I was doing the same thing. Looking for the amusing, twisted explanation. I wasn’t addressing you directly, just the question. Interesting though, a tenet contrary to fact seems to be an essential component of something that could be called an ideology.

I agree. Unless it’s a brand spanking new one! :slight_smile:

Whoa nelly. I don’t get at all what the fuss is about.

Captain Amazing, why would you say the Talmudic Rabbis did not know about the nature of honey?

And Contrapuntal, what tenet of Judaism are you saying is contrary to fact?

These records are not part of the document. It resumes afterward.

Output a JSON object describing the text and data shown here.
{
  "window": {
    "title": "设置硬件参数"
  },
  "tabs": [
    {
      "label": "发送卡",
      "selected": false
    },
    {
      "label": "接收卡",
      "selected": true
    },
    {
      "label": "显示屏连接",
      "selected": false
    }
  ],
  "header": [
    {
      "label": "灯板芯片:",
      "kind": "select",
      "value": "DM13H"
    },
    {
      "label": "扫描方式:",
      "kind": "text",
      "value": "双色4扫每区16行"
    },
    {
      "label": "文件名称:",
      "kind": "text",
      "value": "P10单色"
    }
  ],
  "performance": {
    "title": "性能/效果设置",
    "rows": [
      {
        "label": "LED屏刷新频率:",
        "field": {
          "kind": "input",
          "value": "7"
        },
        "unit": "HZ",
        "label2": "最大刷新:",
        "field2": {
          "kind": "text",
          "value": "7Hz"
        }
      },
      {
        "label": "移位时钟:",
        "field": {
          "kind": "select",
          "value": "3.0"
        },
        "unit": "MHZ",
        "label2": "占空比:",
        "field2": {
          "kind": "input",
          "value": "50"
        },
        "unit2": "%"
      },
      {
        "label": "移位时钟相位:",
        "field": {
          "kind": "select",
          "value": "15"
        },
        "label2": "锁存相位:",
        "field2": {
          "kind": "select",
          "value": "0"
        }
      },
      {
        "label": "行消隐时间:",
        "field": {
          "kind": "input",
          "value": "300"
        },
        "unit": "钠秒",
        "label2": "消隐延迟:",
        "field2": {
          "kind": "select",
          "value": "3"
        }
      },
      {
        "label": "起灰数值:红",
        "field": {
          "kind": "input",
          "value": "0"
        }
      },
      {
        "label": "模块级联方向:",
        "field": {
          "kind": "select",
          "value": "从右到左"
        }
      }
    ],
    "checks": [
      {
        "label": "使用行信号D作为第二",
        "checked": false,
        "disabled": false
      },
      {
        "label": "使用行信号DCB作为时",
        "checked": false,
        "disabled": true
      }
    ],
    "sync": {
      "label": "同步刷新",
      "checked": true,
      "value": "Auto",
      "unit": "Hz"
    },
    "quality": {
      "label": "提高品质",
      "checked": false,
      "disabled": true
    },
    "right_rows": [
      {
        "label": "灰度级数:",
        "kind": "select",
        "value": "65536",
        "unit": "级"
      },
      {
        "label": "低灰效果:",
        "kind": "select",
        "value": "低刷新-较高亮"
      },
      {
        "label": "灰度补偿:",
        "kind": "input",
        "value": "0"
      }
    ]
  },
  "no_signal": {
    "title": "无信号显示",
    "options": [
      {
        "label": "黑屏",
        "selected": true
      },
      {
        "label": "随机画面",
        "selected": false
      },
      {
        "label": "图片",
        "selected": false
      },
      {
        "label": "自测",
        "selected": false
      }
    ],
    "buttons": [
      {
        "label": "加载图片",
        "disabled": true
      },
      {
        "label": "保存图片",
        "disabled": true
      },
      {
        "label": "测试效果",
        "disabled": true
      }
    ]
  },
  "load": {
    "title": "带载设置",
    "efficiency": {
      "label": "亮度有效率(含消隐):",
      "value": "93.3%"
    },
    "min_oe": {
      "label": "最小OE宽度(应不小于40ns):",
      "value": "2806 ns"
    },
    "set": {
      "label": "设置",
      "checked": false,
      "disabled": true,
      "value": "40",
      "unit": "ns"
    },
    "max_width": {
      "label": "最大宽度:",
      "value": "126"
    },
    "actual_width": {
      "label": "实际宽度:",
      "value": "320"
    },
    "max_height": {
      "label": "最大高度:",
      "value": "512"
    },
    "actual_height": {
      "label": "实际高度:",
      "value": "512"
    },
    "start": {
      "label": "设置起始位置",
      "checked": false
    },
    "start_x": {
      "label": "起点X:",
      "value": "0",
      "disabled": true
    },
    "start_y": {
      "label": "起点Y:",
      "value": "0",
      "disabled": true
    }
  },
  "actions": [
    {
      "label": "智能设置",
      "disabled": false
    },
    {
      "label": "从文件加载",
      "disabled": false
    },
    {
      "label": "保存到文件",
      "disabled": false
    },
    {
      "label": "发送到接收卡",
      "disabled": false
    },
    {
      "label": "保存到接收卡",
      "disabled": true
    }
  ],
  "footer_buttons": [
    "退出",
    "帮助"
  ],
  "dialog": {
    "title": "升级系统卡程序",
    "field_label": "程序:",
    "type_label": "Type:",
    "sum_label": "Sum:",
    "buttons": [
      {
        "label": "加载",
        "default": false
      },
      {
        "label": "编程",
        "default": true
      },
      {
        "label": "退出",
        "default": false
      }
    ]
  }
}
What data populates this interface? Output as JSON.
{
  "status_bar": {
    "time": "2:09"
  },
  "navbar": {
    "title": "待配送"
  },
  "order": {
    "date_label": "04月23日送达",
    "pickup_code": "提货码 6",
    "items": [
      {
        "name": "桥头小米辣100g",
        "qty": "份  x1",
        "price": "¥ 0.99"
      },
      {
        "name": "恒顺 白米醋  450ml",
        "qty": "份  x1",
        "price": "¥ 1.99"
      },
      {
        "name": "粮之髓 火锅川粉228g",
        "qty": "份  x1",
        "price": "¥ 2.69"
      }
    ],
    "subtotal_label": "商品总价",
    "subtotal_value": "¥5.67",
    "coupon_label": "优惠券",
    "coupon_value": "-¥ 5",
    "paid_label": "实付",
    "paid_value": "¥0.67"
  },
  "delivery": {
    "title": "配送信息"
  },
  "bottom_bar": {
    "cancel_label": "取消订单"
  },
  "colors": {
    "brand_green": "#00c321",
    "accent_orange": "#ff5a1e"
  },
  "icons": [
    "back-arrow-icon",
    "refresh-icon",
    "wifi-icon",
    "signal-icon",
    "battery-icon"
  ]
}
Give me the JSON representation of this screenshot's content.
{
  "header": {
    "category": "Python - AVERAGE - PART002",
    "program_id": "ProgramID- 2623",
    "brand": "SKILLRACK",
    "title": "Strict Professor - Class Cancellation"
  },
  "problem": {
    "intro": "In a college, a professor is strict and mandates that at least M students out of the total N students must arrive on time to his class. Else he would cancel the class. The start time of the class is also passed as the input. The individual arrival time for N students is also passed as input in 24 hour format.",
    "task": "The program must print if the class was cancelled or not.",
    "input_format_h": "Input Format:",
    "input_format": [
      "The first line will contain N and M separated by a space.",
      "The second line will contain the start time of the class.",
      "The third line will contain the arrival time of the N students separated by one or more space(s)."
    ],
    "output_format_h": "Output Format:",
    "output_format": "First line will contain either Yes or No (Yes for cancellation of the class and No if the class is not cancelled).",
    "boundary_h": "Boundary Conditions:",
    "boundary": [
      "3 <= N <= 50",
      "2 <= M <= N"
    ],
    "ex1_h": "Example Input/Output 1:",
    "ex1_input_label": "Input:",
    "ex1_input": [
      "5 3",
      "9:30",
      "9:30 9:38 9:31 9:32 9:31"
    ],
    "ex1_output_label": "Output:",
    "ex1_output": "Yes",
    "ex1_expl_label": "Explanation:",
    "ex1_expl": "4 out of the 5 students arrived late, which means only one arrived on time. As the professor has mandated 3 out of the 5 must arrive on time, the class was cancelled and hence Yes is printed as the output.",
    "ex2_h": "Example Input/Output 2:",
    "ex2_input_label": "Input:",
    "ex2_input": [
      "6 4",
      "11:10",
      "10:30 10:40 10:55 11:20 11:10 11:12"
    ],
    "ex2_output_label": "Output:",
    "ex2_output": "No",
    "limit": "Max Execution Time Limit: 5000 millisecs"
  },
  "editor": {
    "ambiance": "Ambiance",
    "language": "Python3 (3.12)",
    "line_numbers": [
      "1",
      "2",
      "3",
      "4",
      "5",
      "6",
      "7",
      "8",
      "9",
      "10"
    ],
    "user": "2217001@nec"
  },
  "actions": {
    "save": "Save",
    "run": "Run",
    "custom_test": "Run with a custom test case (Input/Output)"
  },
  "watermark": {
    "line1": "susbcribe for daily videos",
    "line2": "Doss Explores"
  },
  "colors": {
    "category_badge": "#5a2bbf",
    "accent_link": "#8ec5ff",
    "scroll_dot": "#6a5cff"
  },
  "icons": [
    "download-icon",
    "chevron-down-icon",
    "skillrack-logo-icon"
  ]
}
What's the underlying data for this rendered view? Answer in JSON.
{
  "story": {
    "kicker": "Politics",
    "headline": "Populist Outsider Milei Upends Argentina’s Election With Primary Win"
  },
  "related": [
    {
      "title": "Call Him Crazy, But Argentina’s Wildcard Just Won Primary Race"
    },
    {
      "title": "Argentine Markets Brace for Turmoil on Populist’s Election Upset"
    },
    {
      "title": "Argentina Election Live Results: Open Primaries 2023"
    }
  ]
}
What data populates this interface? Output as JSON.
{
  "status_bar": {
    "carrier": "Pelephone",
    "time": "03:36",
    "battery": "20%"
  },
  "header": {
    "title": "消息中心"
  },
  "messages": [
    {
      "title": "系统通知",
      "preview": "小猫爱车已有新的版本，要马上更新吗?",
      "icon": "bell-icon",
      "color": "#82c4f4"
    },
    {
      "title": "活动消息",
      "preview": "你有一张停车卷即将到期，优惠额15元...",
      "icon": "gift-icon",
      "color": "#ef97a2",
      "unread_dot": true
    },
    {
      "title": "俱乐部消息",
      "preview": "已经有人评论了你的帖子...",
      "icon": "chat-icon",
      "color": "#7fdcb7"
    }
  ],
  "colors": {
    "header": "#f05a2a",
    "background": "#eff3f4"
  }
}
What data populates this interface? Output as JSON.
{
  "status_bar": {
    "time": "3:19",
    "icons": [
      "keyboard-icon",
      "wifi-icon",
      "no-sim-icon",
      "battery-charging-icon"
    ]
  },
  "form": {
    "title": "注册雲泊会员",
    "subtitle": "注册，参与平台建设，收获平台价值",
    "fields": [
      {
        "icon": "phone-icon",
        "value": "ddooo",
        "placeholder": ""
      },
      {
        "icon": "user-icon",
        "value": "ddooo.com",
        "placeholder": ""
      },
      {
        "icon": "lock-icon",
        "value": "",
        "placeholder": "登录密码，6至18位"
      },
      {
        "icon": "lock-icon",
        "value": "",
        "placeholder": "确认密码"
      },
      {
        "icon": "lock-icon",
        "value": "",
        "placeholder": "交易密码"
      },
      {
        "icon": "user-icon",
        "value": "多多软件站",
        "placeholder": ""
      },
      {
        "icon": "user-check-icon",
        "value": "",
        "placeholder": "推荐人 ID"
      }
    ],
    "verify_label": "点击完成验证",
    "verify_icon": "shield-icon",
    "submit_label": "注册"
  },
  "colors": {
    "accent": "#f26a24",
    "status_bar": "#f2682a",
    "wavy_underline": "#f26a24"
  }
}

As for the Zoo Rabbi, Captain, I’ve read his book “Challenge of Creation” and his conclusion is in fact very controversial. I have corresponded with him by e-mail, and I’m not particularly satisfied that his answers are reconcilable with the core beliefs of Judaism (as defined by we Orthodox). I have great respect for his breadth of knowledge, and many of his other books are perfectly innocent, but the controversy is hardly about trivial details such as the nature of the Kashrut of honey.

Bricker, are you being facetious? Because practically all non-Hassidic and non-Sephardic Orthodox Rabbis did in fact receive their semicha not directly, obviously, but from someone who can trace his chain of semicha to the Vilna Gaon.

Well, perhaps Kosher law is not technically a tenet of Judaism. But it certainly is a belief system that Jews are expected to embrace, right? And honey is in fact a product of the bodies of the bees, which is contrary to kosher law right?

Contrapuntal:

It’s one of the behaviors that Jews are expected to do as a result of the tenets of Judaic belief, yes. If one believes that the Torah is true, and has been faithfully transmitted, then it’s just as much so.

That’s where we disagree. Honey is not, in the main, produced by the bees’ bodies, in the sense that, say, pig or camel milk is produced by theirs. Honey is essentially nectar that was merely STORED in bees’ bodies and then disgorged in mostly intact manner. The fact that a minute amount of bee stomach enzyme is now mixed with it does not change its essential nature. The bee does not digest the nectar and then produce honey from the substance of its body (as, again, in the example of milk from a non-kosher mammal).

Nectar is, however, chemically and physically distinct from honey. It is not simply stored; rather, it is fundamentally changed.

To argue that this is not a production process seems disingenuous to me. Product A comes in, Product B comes out, regardless of how minute the catalyst is. (Whatever that means. Sufficient to do the job suggests to me that the amount is exactly right.)